The analysis was conducted in partnership with Oumi, a startup specializing in AI model development. Oumi utilized AI tools to assess AI Overviews using the SimpleQA evaluation—a test designed to evaluate the factuality of generative AI systems. Introduced by OpenAI in 2024, SimpleQA consists of over 4,000 questions with verifiable answers, which serve to benchmark AI performance.
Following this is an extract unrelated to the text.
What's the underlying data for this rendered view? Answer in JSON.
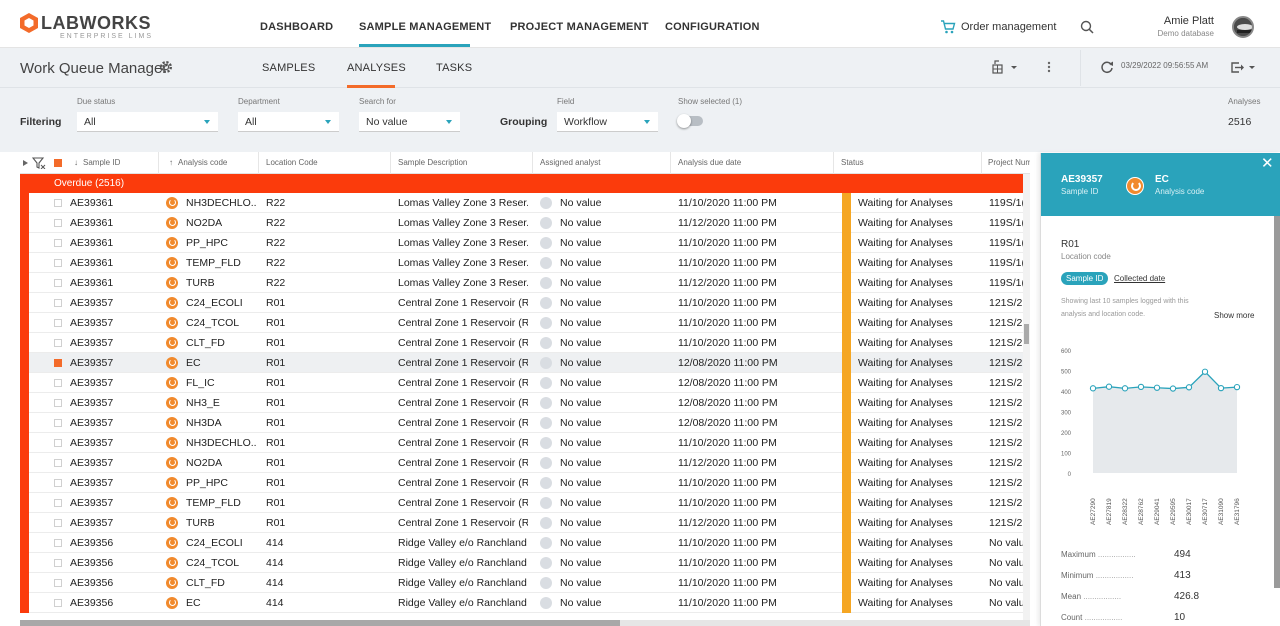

Oumi began its testing one year ago, during a period when the Gemini 2.5 model was the most advanced version available. At that time, the model demonstrated an accuracy of 85 percent. However, following an update to the Gemini 3 model, AI Overviews showed improvement, achieving a 91 percent accuracy rate when the questions were reassessed.
Despite this progress, the report highlighted instances where AI Overviews stumbled. For instance, when prompted to provide the date when Bob Marley’s former residence was converted into a museum, AI Overviews referenced three sources. Notably, two of these did not address the date at all, while the third—Wikipedia—offered two conflicting years, leading AI Overviews to select the incorrect one. Another prompt asking about the date of Yo-Yo Ma’s induction into the Classical Music Hall of Fame resulted in AI Overviews citing the correct website but erroneously claiming that the Hall of Fame did not exist.
As AI Overviews continues to evolve, the need for accurate information remains critical, raising concerns about the reliability of AI-generated data in a world increasingly reliant on instant search results.